Store Module¶
Overview¶
The store module houses the different types of data stores supported by
the Knora API server. At the moment, only triplestores are supported. The triplestore
support is implemented in the org.knora.webapi.store.triplestore
package.
Lifecycle¶
At the top level, the store package houses the StoreManager-Actor
which is started when the Knora API server starts. The StoreManager then starts
the TripleStoreManagerActor which in turn starts the correct actor
implementation (e.g., GraphDB, Fuseki, embedded Jena, etc.).
HTTP-based Triplestores¶
HTTP-based triplestore support is implemented in the org.knora.webapi.triplestore.http package.
An HTTP-based triplestore is one that is accessed remotly over the HTTP protocol. We have implemented support for the following triplestores:
- Ontotext GraphDB
- Fuseki 2
Embedded Triplestores¶
Embedded triplestores is implemented in the org.knora.webapi.triplestore.embedded package.
An embedded triplestore is one that runs in the same JVM as the Knora API server.
Apache Jena TDB¶
Note
The support for embedded Jena TDB is currently dropped. The documentation and the code will remain in the repository. You can use it at your own risk.
The support for the embedded Jena-TDB triplestore is implemented in org.knora.webapi.triplestore.embedded.JenaTDBActor.
The relevant Jena libraries that are used are the following:
- Jena API - The library used to work programmatically with RDF data
- Jena TDB - Their implementation of a triple store
Concurrency¶
Jena provides concurrency on different levels.

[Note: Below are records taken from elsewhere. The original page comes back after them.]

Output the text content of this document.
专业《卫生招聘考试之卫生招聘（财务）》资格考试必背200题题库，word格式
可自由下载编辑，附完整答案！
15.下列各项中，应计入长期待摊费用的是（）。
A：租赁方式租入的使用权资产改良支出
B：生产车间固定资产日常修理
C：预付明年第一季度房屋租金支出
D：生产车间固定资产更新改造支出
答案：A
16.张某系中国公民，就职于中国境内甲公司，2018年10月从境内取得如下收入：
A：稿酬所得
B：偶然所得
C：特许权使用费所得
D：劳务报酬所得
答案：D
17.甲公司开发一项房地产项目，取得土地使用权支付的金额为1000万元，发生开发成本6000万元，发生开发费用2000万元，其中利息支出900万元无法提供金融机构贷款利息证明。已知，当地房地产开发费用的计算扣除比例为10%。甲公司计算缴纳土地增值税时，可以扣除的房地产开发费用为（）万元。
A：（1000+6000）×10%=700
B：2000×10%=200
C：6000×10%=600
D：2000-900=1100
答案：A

On the Jena TDB level there is the Dataset object, representing the
triple store. On every access, a transaction (read or write) can be
started.
On the Jena API level there is a Model object, which is equivalent
to an RDF Graph. Here we can lock the model, so that MRSW (Multiple
Reader Single Writer) access is allowed.
Implementation¶
We employ transactions on the Dataset level. This means that every
thread that accesses the triplestore, starts a read or write enabled
transaction.
The transaction mechanism in TDB is based on write-ahead-logging. All changes made inside a write-transaction are written to journals, then propagated to the main database at a suitable moment. This design allows for read-transactions to proceed without locking or other overhead over the base database.
Transactional TDB supports one active write transaction, and multiple read transactions at the same time. Read-transactions started before a write-transaction commits see the database in a state without any changes visible. Any transaction starting after a write-transaction commits sees the database with the changes visible, whether fully propagates back to the database or not. There can be active read transactions seeing the state of the database before the updates, and read transactions seeing the state of the database after the updates running at the same time.
Configuration¶
In application.conf set to use the embedded triplestore:
triplestore {
dbtype = "embedded-jena-tdb"
embedded-jena-tdb {
persisted = true // "false" -> memory, "true" -> disk
loadExistingData = false // "false" -> use data if exists, "false" -> create a fresh store
storage-path = "_TMP" // ignored if "memory"
}
reload-on-start = false // ignored if "memory" as it will always reload
rdf-data = [
{
path = "../knora-ontologies/knora-base.ttl"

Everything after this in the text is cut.